Boylesque is truly a frontier. It's new territory in a sense, even though it appears already to have a history of sorts. As Indigo said, for as long as there have been women taking their clothes off in public, there have been men taking their clothes off, too (you know what I mean). While boylesque may be a new term, it indeed seems limitless as both a definition and an art form.
To learn more about burlesque in general, check out the Burlesque Hall of Fame at www.burlesquehall.com. It's the nation's one and only burlesque museum, in Las Vegas, that began in a little house on a goat farm in the desert. Currently, it doesn't have a home, which is why Fabulous is coordinating fundraisers for it.
'As a fringe art form, it's very important for us to have that, for our legitimacy and to continue to have a place for our living tradition, to thrive and be recorded,' said Fabulous.
To see the Luminous Pariah, visit the schedule page of his website (www.theluminouspariah.com) and/or check him out at the Nude Midnight show at the CanCan every Saturday.
Paris Original will be performing at Disney After Dark at the Columbia City Theatre March 15, 16, 22, and 23. Visit his website at />www.parisoriginalboylesque.com.
EmpeROAR Fabulous!!! is producing SKINema, at the Rendezvous Jewelbox Theatre on March 21. Learn more at: www.emperoarfabulous.wordpress.com.

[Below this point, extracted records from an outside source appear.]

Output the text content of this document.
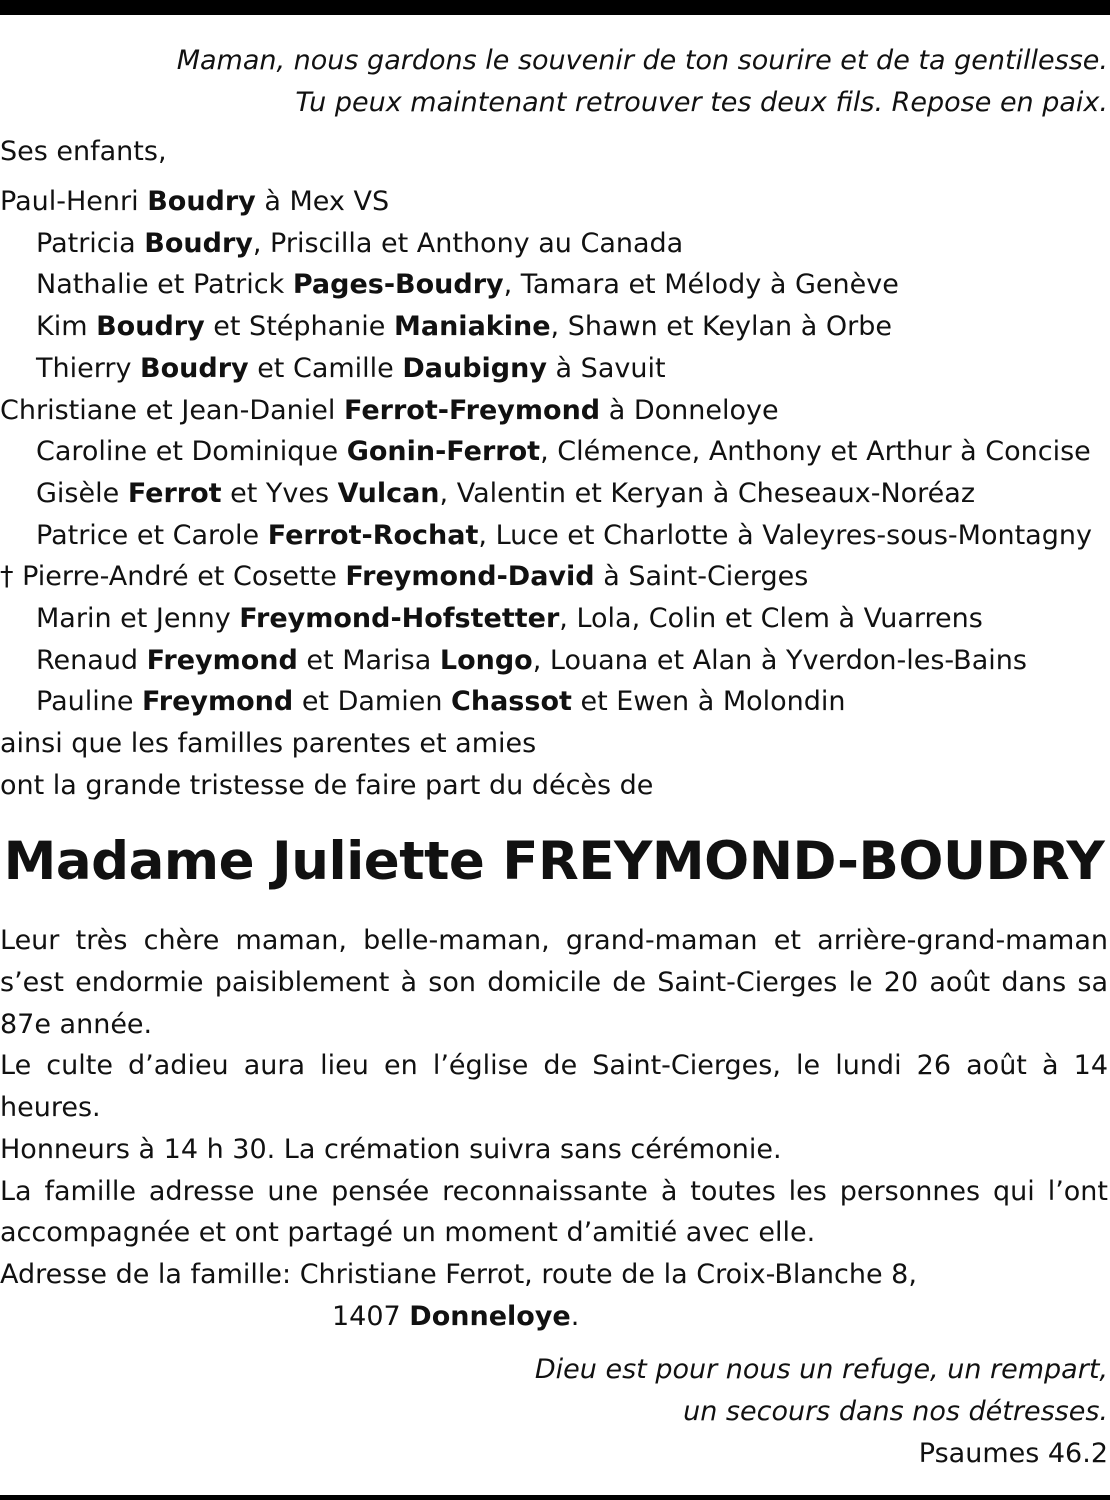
Maman, nous gardons le souvenir de ton sourire et de ta gentillesse.
Tu peux maintenant retrouver tes deux fils. Repose en paix.
Ses enfants,
Paul-Henri Boudry à Mex VS
Patricia Boudry, Priscilla et Anthony au Canada
Nathalie et Patrick Pages-Boudry, Tamara et Mélody à Genève
Kim Boudry et Stéphanie Maniakine, Shawn et Keylan à Orbe
Thierry Boudry et Camille Daubigny à Savuit
Christiane et Jean-Daniel Ferrot-Freymond à Donneloye
Caroline et Dominique Gonin-Ferrot, Clémence, Anthony et Arthur à Concise
Gisèle Ferrot et Yves Vulcan, Valentin et Keryan à Cheseaux-Noréaz
Patrice et Carole Ferrot-Rochat, Luce et Charlotte à Valeyres-sous-Montagny
† Pierre-André et Cosette Freymond-David à Saint-Cierges
Marin et Jenny Freymond-Hofstetter, Lola, Colin et Clem à Vuarrens
Renaud Freymond et Marisa Longo, Louana et Alan à Yverdon-les-Bains
Pauline Freymond et Damien Chassot et Ewen à Molondin
ainsi que les familles parentes et amies
ont la grande tristesse de faire part du décès de
Madame Juliette FREYMOND-BOUDRY
Leur très chère maman, belle-maman, grand-maman et arrière-grand-maman s’est endormie paisiblement à son domicile de Saint-Cierges le 20 août dans sa 87e année.
Le culte d’adieu aura lieu en l’église de Saint-Cierges, le lundi 26 août à 14 heures.
Honneurs à 14 h 30. La crémation suivra sans cérémonie.
La famille adresse une pensée reconnaissante à toutes les personnes qui l’ont accompagnée et ont partagé un moment d’amitié avec elle.
Adresse de la famille: Christiane Ferrot, route de la Croix-Blanche 8,
1407 Donneloye.
Dieu est pour nous un refuge, un rempart,
un secours dans nos détresses.
Psaumes 46.2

Waxie Moon will be the only local performer at Kings: A Boylesque Extravaganza, at the Triple Door on March 27.
NOW IT'S YOUR TURN
Interested in taking the plunge? Whether it's boy, bur, bear, gore, nerd, or anything else you might come up with, get in touch with Seattle's very own Academy of Burlesque at www.academyofburlesque.com. The next Boylesque 101 class will be scheduled when the Academy receives enough interest in the class, so e-mail them already!

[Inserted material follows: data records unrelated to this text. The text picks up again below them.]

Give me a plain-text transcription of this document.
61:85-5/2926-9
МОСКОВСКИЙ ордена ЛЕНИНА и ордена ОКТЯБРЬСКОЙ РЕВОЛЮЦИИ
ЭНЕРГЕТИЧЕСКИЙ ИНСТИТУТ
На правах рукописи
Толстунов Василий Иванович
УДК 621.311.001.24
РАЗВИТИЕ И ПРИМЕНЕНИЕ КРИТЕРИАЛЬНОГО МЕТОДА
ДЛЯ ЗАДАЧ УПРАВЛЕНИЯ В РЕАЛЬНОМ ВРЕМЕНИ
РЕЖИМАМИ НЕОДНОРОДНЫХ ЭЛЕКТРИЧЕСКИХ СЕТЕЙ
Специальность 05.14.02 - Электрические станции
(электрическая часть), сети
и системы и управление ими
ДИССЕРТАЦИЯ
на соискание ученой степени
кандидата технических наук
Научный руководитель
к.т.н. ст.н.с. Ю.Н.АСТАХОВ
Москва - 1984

After everything I've learned and everything I've seen, I still have a few unanswered questions. Could there ever be a branching off between more feminine and more masculine acts by male-bodied performers? Will one form of boylesque inevitably become more mainstream than the others? When will the revolution Luminous spoke of happen here in Seattle? Why do male burlesque performers wear pasties? To find out, I'm taking the plunge myself. I'm enrolling at the Academy of Burlesque - and you should too.